Carotid endarterectomy

This involves opening the artery and scooping out the accumulated atherosclerotic material, along with any thrombus that has formed. This procedure has demonstrated benefits that must be weighed against its risks, including the chance of a heart attack or stroke that may be fatal. Carotid endarterectomy has been shown to be effective in reducing risk of initial or recurrent stroke if there is symptomatic carotid stenosis >70% and if total surgical risk for the paitent is <6%.  Carotid endarterectomy has also been shown to be better than medical therapy for asymptomatic carotid stenosis >60% in men, if total surgical risk is <3%.

Endovascular therapy

Angioplasty with or without stenting is a relatively new procedure for improving flow in the extracranial carotid artery and in some intracranial vessels that are not accessible surgically.

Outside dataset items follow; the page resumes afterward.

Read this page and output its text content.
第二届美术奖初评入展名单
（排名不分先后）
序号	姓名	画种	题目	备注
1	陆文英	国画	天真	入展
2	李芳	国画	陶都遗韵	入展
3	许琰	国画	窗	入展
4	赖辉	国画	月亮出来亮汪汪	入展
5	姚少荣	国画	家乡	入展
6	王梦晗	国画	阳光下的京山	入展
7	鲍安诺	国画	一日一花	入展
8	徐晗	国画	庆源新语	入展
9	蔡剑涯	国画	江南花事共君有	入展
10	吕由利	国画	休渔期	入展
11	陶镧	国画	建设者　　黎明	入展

In angioplasty, a catheter is used to position a balloon inside the artery. The balloon is then inflated to enlarge the arterial lumen and restore more normal blood flow. In stenting, the artery is held open by a permanent support after the angioplasty is done. Trials are currently underway to compare angioplasty with endarterectomy.

Surgery in the vertebral-basilar system is relatively less common, and there are no randomized controlled trials comparing these procedures with medical therapies. However several small case series suggest that either surgery or angioplasty may be beneficial in situations where medical therapy does not relieve symptoms.